Herstelopties configureren met behulp van groepsbeleid

  1. Open op uw groepsbeleid beheercomputer de groepsbeleid-beheerconsole en bewerk het groepsbeleid Object dat u wilt configureren.

  2. Ga in de Editor groepsbeleid Management naar Computerconfiguratie en selecteer beheersjablonen.

  3. Vouw de structuur uit naar Windows-onderdelen>Microsoft Defender Antivirus.

  4. Bewerk het beleid zo nodig met behulp van de volgende tabel.

    Instelling Beschrijving Standaardinstelling (indien niet geconfigureerd)
    Scan
    Creatie een systeemherstelpunt.
    Er wordt elke dag een systeemherstelpunt gemaakt voordat wordt schoongemaakt of gescand. Uitgeschakeld
    Scan
    Schakel het verwijderen van items uit de map scangeschiedenis in.
    Geef op hoeveel dagen items moeten worden bewaard in de scangeschiedenis. 30 dagen
    Root
    Schakel routineherstel uit.
    Geef op of Microsoft Defender Antivirus bedreigingen automatisch herstelt of dat de gebruiker hierom wordt gevraagd.

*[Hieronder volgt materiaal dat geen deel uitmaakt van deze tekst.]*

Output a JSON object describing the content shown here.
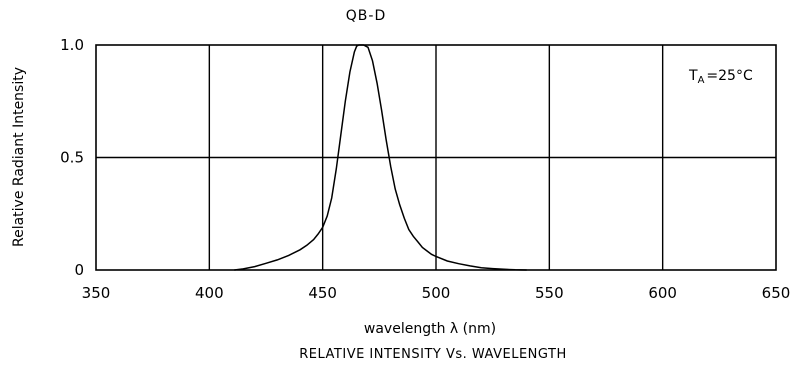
{
  "chart_data": {
    "type": "line",
    "title": "QB-D",
    "xlabel": "wavelength λ (nm)",
    "ylabel": "Relative Radiant Intensity",
    "caption": "RELATIVE INTENSITY Vs. WAVELENGTH",
    "annotation": {
      "prefix": "T",
      "subscript": "A",
      "value": "=25°C"
    },
    "xlim": [
      350,
      650
    ],
    "ylim": [
      0,
      1.0
    ],
    "xticks": [
      350,
      400,
      450,
      500,
      550,
      600,
      650
    ],
    "xtick_labels": [
      "350",
      "400",
      "450",
      "500",
      "550",
      "600",
      "650"
    ],
    "yticks": [
      0,
      0.5,
      1.0
    ],
    "ytick_labels": [
      "0",
      "0.5",
      "1.0"
    ],
    "grid": true,
    "series": [
      {
        "x": [
          411,
          415,
          420,
          425,
          430,
          435,
          440,
          443,
          446,
          448,
          450,
          452,
          454,
          456,
          458,
          460,
          462,
          464,
          465,
          466,
          468,
          470,
          472,
          474,
          476,
          478,
          480,
          482,
          484,
          486,
          488,
          490,
          492,
          494,
          496,
          498,
          500,
          505,
          510,
          515,
          520,
          525,
          530,
          535,
          540
        ],
        "y": [
          0.0,
          0.005,
          0.015,
          0.03,
          0.045,
          0.065,
          0.09,
          0.11,
          0.135,
          0.16,
          0.19,
          0.24,
          0.32,
          0.45,
          0.6,
          0.75,
          0.88,
          0.97,
          0.995,
          1.0,
          1.0,
          0.99,
          0.93,
          0.83,
          0.71,
          0.58,
          0.46,
          0.36,
          0.29,
          0.23,
          0.18,
          0.15,
          0.125,
          0.1,
          0.085,
          0.07,
          0.06,
          0.04,
          0.028,
          0.018,
          0.01,
          0.006,
          0.003,
          0.001,
          0.0
        ]
      }
    ]
  }
}
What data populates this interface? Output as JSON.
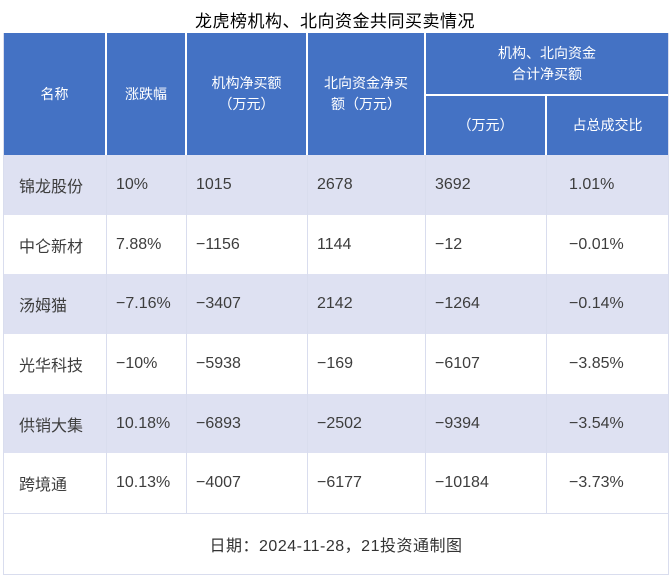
{
  "title": "龙虎榜机构、北向资金共同买卖情况",
  "footer": "日期：2024-11-28，21投资通制图",
  "colors": {
    "header_bg": "#4472C4",
    "header_text": "#FFFFFF",
    "row_alt_bg": "#DEE1F2",
    "row_bg": "#FFFFFF",
    "border": "#D9DDEE",
    "cell_text": "#3D3D3D"
  },
  "table": {
    "headers": {
      "name": "名称",
      "change": "涨跌幅",
      "inst_net_buy": "机构净买额\n（万元）",
      "north_net_buy": "北向资金净买\n额（万元）",
      "combined_group": "机构、北向资金\n合计净买额",
      "combined_amount": "（万元）",
      "combined_pct": "占总成交比"
    },
    "rows": [
      {
        "name": "锦龙股份",
        "change": "10%",
        "inst": "1015",
        "north": "2678",
        "total": "3692",
        "pct": "1.01%"
      },
      {
        "name": "中仑新材",
        "change": "7.88%",
        "inst": "−1156",
        "north": "1144",
        "total": "−12",
        "pct": "−0.01%"
      },
      {
        "name": "汤姆猫",
        "change": "−7.16%",
        "inst": "−3407",
        "north": "2142",
        "total": "−1264",
        "pct": "−0.14%"
      },
      {
        "name": "光华科技",
        "change": "−10%",
        "inst": "−5938",
        "north": "−169",
        "total": "−6107",
        "pct": "−3.85%"
      },
      {
        "name": "供销大集",
        "change": "10.18%",
        "inst": "−6893",
        "north": "−2502",
        "total": "−9394",
        "pct": "−3.54%"
      },
      {
        "name": "跨境通",
        "change": "10.13%",
        "inst": "−4007",
        "north": "−6177",
        "total": "−10184",
        "pct": "−3.73%"
      }
    ]
  },
  "chart_data": {
    "type": "table",
    "title": "龙虎榜机构、北向资金共同买卖情况",
    "columns": [
      "名称",
      "涨跌幅",
      "机构净买额（万元）",
      "北向资金净买额（万元）",
      "机构、北向资金合计净买额（万元）",
      "机构、北向资金合计净买额占总成交比"
    ],
    "rows": [
      [
        "锦龙股份",
        "10%",
        1015,
        2678,
        3692,
        "1.01%"
      ],
      [
        "中仑新材",
        "7.88%",
        -1156,
        1144,
        -12,
        "−0.01%"
      ],
      [
        "汤姆猫",
        "−7.16%",
        -3407,
        2142,
        -1264,
        "−0.14%"
      ],
      [
        "光华科技",
        "−10%",
        -5938,
        -169,
        -6107,
        "−3.85%"
      ],
      [
        "供销大集",
        "10.18%",
        -6893,
        -2502,
        -9394,
        "−3.54%"
      ],
      [
        "跨境通",
        "10.13%",
        -4007,
        -6177,
        -10184,
        "−3.73%"
      ]
    ],
    "source_note": "日期：2024-11-28，21投资通制图"
  }
}
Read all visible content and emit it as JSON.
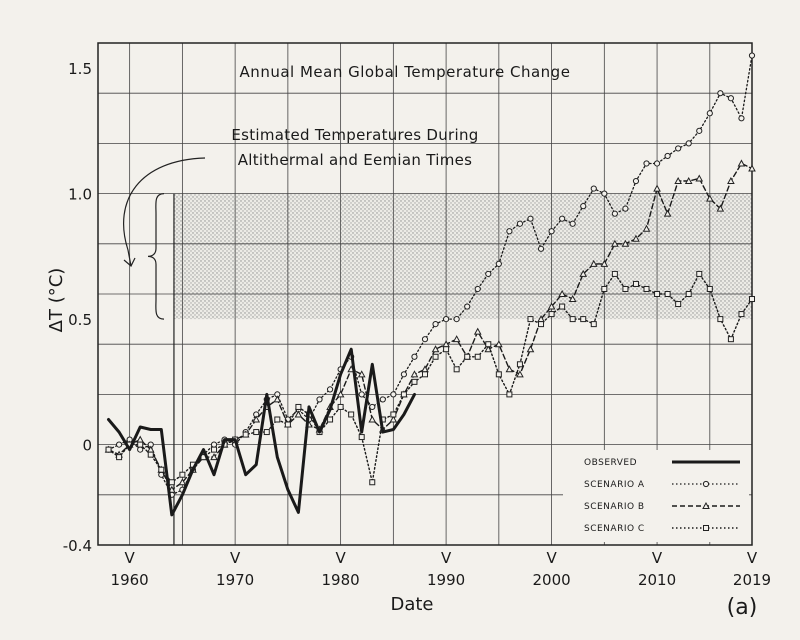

Handicap. Bedreigingen worden automatisch hersteld.
    Quarantaine
    Het verwijderen van items uit de map Quarantaine configureren.
    Geef op hoeveel dagen items in quarantaine moeten worden gehouden voordat ze worden verwijderd. 90 dagen
    Bedreigingen
    Geef waarschuwingsniveaus voor bedreigingen op waarbij standaardactie niet moet worden uitgevoerd wanneer deze worden gedetecteerd.
    Aan elke bedreiging die wordt gedetecteerd door Microsoft Defender Antivirus wordt een bedreigingsniveau toegewezen (laag, gemiddeld, hoog of ernstig). U kunt deze instelling gebruiken om te definiëren hoe alle bedreigingen voor elk van de bedreigingsniveaus moeten worden hersteld (in quarantaine geplaatst, verwijderd of genegeerd). Niet van toepassing
    Bedreigingen
    Geef bedreigingen op waarvoor geen standaardactie moet worden uitgevoerd wanneer deze worden gedetecteerd.
    Geef op hoe specifieke bedreigingen (met behulp van hun bedreigings-id) moeten worden hersteld. U kunt opgeven of de specifieke bedreiging in quarantaine moet worden geplaatst, verwijderd of genegeerd. Niet van toepassing
  5. Selecteer OK.

Herstelopties configureren met Behulp van PowerShell of WMI

U kunt ook de Set-MpPreference PowerShell-cmdlet of MSFT_MpPreference WMI-klasse gebruiken om deze instellingen te configureren.

Zie ook

Tip

Wil je meer weten? Engage met de Microsoft Security-community in onze Tech Community: Microsoft Defender voor Eindpunt Tech Community.